Mahkemece, davalı olarak gösterilmeyen .... Ltd. Şirketine davanın teşmil edilmesi için davacıya süre verilerek, verilen süre içinde davacı tarafından bu dava arkadaşına davanın teşmil edilmesi halinde işin esasına yönelik inceleme yapılması, davanın bu dava arkadaşına teşmil edilmemesi halinde ise davanın sıfat yokluğundan reddine karar verilmesi gerekirken yazılı şekilde karar verilmesi hatalı olmuştur.

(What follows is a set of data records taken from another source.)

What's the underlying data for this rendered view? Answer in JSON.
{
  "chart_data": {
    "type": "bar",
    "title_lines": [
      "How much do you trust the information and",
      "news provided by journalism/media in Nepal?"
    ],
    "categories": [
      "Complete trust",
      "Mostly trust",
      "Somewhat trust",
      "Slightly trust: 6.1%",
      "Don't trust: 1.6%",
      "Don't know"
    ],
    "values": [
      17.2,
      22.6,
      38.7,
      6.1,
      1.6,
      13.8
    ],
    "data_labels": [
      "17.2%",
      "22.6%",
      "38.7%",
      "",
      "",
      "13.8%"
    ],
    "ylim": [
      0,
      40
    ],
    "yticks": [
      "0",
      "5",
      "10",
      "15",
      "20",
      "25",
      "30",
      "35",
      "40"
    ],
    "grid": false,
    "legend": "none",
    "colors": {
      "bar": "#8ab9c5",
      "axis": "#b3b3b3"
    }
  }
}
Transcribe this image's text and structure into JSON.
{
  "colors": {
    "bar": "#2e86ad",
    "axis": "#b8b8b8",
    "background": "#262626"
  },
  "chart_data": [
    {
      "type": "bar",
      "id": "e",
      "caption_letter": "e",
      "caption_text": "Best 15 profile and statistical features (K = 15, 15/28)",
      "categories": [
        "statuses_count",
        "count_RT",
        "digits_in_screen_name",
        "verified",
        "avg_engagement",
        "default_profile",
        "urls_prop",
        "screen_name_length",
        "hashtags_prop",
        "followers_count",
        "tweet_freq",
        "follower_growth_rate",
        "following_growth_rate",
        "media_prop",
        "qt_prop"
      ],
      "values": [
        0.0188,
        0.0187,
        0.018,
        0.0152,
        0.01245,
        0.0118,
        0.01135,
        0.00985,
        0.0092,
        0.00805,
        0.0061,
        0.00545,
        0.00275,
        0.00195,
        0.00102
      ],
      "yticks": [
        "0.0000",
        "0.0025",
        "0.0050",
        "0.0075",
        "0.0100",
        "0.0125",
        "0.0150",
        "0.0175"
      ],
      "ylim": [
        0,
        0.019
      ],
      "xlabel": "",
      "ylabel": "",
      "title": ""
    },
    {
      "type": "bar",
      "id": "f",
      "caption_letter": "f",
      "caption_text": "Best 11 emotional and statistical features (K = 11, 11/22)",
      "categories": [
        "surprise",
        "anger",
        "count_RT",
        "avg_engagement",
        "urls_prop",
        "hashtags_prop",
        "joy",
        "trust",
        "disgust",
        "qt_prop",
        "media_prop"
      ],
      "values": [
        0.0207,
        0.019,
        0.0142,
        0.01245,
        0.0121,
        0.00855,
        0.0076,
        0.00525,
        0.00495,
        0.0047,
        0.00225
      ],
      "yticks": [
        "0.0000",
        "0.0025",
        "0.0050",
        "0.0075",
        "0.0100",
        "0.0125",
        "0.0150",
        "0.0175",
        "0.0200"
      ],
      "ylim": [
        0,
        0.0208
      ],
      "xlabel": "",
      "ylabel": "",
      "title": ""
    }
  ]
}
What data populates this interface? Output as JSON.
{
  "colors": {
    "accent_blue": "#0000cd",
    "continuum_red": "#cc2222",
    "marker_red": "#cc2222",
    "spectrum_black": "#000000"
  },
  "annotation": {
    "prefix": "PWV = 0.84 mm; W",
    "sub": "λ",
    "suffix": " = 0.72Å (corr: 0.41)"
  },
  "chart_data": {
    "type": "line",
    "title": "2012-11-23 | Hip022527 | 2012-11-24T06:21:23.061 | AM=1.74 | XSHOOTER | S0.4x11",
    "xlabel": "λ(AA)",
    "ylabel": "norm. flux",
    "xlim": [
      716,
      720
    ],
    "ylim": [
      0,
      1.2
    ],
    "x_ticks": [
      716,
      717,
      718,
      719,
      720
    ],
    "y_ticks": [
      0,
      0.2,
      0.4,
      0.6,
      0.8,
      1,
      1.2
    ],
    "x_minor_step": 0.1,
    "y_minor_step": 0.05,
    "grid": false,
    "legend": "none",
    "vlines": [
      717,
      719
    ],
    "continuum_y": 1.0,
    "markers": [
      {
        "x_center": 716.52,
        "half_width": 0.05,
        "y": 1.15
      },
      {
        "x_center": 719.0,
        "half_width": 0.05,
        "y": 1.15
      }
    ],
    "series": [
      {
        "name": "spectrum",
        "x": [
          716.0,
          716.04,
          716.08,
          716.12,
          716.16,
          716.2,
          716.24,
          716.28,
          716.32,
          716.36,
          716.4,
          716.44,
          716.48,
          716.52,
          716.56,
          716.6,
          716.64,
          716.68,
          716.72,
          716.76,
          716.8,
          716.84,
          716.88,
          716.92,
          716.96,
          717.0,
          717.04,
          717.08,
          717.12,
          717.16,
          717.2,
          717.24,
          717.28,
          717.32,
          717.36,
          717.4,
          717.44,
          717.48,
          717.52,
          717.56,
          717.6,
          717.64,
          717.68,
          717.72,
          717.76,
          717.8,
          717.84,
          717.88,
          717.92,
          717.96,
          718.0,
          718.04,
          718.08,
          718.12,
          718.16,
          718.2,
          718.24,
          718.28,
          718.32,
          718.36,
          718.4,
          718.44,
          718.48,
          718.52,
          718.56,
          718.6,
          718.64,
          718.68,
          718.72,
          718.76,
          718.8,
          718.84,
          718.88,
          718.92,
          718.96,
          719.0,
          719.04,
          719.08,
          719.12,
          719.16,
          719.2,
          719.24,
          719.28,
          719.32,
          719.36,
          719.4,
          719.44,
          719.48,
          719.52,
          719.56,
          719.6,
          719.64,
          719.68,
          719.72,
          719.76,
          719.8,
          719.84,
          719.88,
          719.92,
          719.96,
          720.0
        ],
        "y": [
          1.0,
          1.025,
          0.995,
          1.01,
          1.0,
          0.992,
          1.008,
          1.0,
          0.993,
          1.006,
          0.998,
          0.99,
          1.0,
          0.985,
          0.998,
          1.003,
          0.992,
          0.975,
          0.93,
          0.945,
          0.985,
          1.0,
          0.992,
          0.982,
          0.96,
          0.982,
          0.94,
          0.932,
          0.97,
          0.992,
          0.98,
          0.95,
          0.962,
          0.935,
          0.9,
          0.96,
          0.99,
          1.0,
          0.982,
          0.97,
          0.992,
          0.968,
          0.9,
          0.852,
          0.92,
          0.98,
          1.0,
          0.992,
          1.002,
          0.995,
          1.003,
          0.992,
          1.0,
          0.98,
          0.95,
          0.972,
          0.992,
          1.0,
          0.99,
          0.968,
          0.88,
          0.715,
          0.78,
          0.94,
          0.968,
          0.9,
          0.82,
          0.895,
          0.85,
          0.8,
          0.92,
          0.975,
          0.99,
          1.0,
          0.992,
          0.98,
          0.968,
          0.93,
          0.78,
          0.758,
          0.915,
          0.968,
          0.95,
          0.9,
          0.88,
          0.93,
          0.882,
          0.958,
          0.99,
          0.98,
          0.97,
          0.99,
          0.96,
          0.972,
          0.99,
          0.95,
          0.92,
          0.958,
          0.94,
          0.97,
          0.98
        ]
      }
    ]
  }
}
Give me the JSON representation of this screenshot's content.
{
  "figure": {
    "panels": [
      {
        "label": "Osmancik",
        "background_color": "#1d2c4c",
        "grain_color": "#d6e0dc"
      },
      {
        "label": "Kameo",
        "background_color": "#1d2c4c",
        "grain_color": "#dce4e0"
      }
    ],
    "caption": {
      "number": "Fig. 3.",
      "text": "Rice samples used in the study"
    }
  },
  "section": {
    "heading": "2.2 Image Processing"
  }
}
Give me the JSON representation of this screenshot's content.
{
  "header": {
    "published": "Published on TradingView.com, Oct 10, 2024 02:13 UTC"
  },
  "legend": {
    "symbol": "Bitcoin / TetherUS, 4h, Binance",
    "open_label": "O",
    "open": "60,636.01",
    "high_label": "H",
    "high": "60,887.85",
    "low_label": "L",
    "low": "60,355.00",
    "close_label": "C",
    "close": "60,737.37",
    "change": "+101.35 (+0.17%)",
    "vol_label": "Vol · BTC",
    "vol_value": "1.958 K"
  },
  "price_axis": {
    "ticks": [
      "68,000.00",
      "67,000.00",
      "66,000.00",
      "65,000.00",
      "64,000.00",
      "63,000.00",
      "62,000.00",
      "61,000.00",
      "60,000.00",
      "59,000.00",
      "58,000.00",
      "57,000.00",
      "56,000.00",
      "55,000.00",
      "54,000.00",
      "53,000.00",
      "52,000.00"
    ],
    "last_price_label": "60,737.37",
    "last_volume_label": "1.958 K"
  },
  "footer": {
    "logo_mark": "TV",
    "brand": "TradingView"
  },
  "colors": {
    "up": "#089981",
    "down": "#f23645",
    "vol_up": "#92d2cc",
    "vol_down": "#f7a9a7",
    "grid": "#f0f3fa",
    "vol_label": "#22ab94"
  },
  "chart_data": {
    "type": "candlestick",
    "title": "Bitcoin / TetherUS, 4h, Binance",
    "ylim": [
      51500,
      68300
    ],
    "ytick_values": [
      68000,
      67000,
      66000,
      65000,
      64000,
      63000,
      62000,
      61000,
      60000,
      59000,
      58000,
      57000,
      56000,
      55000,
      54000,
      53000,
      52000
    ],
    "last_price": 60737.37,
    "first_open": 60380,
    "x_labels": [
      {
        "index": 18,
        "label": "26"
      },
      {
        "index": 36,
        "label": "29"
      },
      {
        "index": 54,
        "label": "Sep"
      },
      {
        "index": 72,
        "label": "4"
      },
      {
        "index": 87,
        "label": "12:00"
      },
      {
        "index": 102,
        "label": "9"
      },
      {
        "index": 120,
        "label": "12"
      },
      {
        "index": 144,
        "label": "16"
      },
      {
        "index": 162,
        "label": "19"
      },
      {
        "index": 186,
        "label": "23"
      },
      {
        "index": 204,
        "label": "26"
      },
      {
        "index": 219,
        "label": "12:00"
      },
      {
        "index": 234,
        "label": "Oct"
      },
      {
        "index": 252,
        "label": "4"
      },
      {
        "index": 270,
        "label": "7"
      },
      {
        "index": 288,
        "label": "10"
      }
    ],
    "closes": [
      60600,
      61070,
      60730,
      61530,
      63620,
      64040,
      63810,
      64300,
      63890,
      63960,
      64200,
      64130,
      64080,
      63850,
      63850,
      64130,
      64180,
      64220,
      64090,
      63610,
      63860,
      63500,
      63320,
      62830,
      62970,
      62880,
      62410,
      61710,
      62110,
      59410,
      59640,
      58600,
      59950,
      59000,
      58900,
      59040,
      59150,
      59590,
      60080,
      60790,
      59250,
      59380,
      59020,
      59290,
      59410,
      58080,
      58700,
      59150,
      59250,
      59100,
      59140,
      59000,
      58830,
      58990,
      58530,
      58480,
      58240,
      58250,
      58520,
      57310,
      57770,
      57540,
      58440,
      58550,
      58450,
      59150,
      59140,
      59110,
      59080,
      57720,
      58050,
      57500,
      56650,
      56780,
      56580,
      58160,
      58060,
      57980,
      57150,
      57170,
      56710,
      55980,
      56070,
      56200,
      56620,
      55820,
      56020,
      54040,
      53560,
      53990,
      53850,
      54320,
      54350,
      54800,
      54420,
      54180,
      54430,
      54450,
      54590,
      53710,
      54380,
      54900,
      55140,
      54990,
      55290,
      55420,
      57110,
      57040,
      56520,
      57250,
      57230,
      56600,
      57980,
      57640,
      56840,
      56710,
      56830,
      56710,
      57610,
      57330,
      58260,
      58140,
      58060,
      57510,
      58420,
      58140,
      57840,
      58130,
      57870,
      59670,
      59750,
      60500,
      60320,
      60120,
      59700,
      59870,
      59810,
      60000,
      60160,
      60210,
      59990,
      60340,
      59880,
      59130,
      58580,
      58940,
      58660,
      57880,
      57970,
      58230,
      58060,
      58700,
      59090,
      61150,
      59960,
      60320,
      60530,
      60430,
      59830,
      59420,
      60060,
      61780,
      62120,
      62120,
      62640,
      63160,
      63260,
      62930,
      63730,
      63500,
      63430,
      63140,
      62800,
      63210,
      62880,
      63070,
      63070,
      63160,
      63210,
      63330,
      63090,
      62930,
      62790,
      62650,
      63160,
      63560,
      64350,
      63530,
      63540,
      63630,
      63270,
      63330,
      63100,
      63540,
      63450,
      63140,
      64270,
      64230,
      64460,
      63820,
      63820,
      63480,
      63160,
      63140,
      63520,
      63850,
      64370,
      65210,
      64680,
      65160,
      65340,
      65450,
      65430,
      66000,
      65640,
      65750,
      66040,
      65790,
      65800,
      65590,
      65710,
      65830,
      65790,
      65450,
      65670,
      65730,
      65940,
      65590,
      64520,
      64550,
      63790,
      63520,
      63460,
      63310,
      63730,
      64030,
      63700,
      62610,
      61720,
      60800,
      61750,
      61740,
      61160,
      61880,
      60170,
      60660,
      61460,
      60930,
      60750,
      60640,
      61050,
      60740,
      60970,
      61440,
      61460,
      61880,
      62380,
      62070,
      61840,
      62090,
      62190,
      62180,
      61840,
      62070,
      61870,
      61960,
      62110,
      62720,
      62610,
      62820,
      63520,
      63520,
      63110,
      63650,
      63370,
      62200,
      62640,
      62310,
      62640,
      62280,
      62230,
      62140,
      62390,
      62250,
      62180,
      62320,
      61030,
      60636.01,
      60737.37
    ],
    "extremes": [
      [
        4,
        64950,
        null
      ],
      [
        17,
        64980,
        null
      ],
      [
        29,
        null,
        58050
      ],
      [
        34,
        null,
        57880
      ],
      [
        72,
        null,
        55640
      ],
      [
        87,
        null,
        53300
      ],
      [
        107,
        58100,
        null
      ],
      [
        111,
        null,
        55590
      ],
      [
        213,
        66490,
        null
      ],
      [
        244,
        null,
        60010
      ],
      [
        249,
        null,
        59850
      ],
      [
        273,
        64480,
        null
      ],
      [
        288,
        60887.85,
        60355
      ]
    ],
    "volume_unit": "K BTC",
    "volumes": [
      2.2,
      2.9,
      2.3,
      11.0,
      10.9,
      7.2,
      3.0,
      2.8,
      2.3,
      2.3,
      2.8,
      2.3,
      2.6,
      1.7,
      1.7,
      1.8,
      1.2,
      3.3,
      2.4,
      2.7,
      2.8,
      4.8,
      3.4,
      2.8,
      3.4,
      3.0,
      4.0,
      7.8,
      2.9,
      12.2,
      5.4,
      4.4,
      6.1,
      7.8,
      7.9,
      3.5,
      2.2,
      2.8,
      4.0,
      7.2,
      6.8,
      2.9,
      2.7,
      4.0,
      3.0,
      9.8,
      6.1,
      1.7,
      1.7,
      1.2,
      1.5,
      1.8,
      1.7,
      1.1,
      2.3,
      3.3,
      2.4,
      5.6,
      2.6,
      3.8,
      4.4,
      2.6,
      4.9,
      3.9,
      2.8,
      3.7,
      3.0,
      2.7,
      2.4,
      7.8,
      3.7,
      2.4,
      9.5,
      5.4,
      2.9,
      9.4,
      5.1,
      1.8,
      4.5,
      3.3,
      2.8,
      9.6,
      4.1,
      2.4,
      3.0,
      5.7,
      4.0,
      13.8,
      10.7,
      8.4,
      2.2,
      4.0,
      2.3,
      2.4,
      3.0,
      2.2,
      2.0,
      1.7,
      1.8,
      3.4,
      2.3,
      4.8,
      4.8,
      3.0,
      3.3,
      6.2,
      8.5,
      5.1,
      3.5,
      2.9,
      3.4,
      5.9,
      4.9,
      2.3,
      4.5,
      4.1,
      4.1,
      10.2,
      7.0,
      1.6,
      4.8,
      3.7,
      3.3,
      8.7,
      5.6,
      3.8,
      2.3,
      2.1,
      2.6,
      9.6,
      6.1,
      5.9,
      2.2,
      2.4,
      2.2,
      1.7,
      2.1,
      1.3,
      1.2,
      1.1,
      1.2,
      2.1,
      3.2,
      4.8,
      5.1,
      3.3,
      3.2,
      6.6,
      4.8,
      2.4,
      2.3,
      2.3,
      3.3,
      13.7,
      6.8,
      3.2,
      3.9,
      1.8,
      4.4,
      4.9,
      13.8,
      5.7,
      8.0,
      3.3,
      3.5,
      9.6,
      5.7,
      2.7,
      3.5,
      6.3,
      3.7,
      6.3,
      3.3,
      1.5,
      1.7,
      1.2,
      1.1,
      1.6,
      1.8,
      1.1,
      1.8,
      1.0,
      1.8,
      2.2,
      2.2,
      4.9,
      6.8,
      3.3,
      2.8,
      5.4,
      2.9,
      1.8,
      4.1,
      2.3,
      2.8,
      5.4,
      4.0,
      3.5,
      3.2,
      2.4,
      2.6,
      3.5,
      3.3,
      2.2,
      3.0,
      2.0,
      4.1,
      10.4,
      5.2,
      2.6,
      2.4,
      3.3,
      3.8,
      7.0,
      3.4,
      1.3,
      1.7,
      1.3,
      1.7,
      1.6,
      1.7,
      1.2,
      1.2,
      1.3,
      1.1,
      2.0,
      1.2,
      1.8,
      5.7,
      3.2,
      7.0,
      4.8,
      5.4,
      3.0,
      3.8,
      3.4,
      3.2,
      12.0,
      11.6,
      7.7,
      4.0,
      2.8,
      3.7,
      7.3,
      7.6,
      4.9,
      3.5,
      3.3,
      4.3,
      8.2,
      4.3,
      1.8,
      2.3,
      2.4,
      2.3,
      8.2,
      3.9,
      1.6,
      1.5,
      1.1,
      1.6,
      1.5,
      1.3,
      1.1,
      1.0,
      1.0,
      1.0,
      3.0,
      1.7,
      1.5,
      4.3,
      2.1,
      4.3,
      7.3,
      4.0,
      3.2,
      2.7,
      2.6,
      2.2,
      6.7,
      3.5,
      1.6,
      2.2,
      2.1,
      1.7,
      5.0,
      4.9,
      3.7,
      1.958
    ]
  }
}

Ayrıca, taraf teşkili sağlanırsa, davalı Kurum ile dava dışı ........ Ltd. Şirketi arasındaki hizmet alım sözleşmeleri ve şartnameleri getirtilerek davalı Kurum ile bu şirket arasındaki ilişkinin tesbiti yönünden 4857 sayılı Kanun"un 2/6-7 ve 11. maddeleri kapsamında inceleme yapılması, davacının hastane teknik bakımdan sorumlu müdür yardımcısı Orhan İskenderoğlu ile arasında geçen ve adli olay haline geldiği anlaşılan hakaret, kapıya yumruk atarak kırılmasına neden olma gibi eylemler ile ilgili emniyet, varsa savcılık ve mahkeme belgelerinin ve dosyalarının getirtilerek, olayın olup olmadığı ve davacının olayın oluşumunda kusuru bulunup bulunmadığı belirlenerek sonucuna göre karar verilmesi gerekirken eksik inceleme ile yazılı şekilde karar verilmesi usul ve yasaya aykırı olup bozmayı gerektirir.
SONUÇ: Temyiz olunan kararın yukarıda yazılı sebeplerden BOZULMASINA, peşin alınan temyiz harcının istek halinde ilgiliye iadesine, 29.06.2012 gününde oybirliğiyle karar verildi.